Com a proposta de estabelecer diretrizes mínimas para uma API padronizada de intercâmbio de dados de medição e faturamento de energia do parque de iluminação pública, a Associação Brasileira das Concessionárias de Iluminação Pública e Cidades Inteligentes (ABCIP) criou em agosto o GT-API Telegestão, grupo de trabalho formal que reúne filiadas da entidade, distribuidoras e cooperativas de energia, além de apoiadores institucionais.
A iniciativa, que será lançada oficialmente em outubro, busca atender às oportunidades abertas pela regulamentação da ANEEL, que permite a utilização dos dados da telegestão para apuração do consumo de energia dos pontos de iluminação pública sem medição individualizada. Atualmente, a inexistência de um padrão comum faz com que cada distribuidora adote processos próprios de integração, dificultando a escalabilidade e aumentando a complexidade operacional para o setor.
Para solucionar o desafio, a associação propõe uma padronização de API em quatro frentes: atualização de cadastro, com formato comum para manter os ativos do parque de iluminação pública sempre sincronizados; envio dos dados de medição, por meio de protocolo único para transmitir os consumos aferidos pela telegestão; relatório de faturamento, com padrão estruturado para consolidar e validar os dados tecnicamente; e emissão de conta, em um processo comum para cobrar o consumo real apurado.
Em uma primeira fase, nos inspiramos no modelo criado pela Cemig, que serve de base para avançarmos na criação de uma API em comum, sem qualquer prejuízo para outras soluções já adotadas pelas distribuidoras, concessionárias ou fornecedoras de tecnologia”, afirma Pedro Iacovino, presidente da ABCIP.
Com duração de até um ano, com possibilidade de uma única prorrogação por igual período, o GT-API Telegestão terá reuniões ordinárias mensais em ambiente virtual, sob a coordenação de secretários eleitos na primeira reunião, marcada para o próximo dia 2 de outubro.

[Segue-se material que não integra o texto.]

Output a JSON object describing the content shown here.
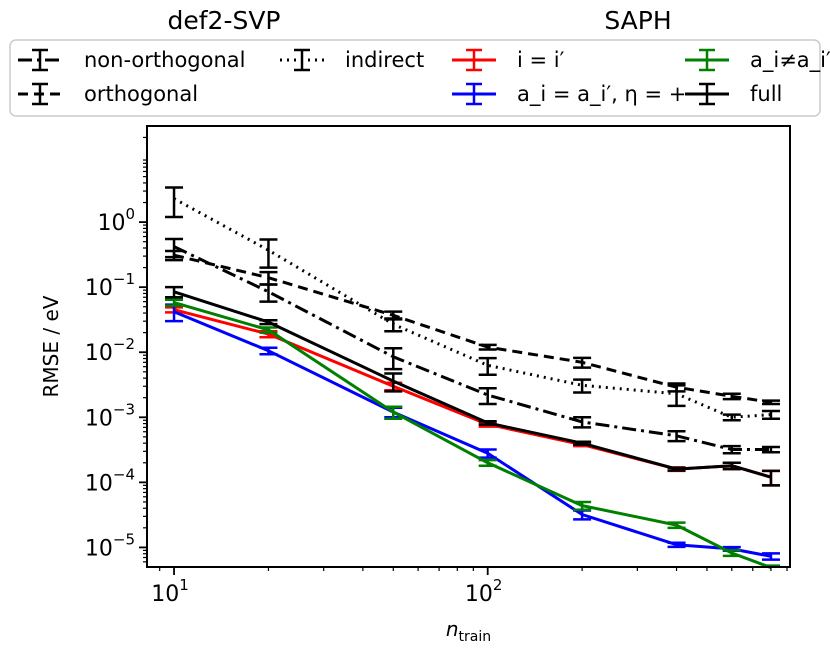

“Ao fim do trabalho, a expectativa é avançar nos debates e contribuir para que efetivamente a troca de informações sobre medição e faturamento de energia de iluminação pública possa se tornar realidade. Também pretendemos produzir produtos técnicos para uso livre de todo o setor”, completa Iacovino.
A ABCIP reforça que a iniciativa possui caráter estritamente técnico e colaborativo, sem natureza regulatória ou obrigatoriedade de adoção, com o objetivo de promover maior interoperabilidade, eficiência e transparência nos processos de medição e faturamento da iluminação pública inteligente no Brasil.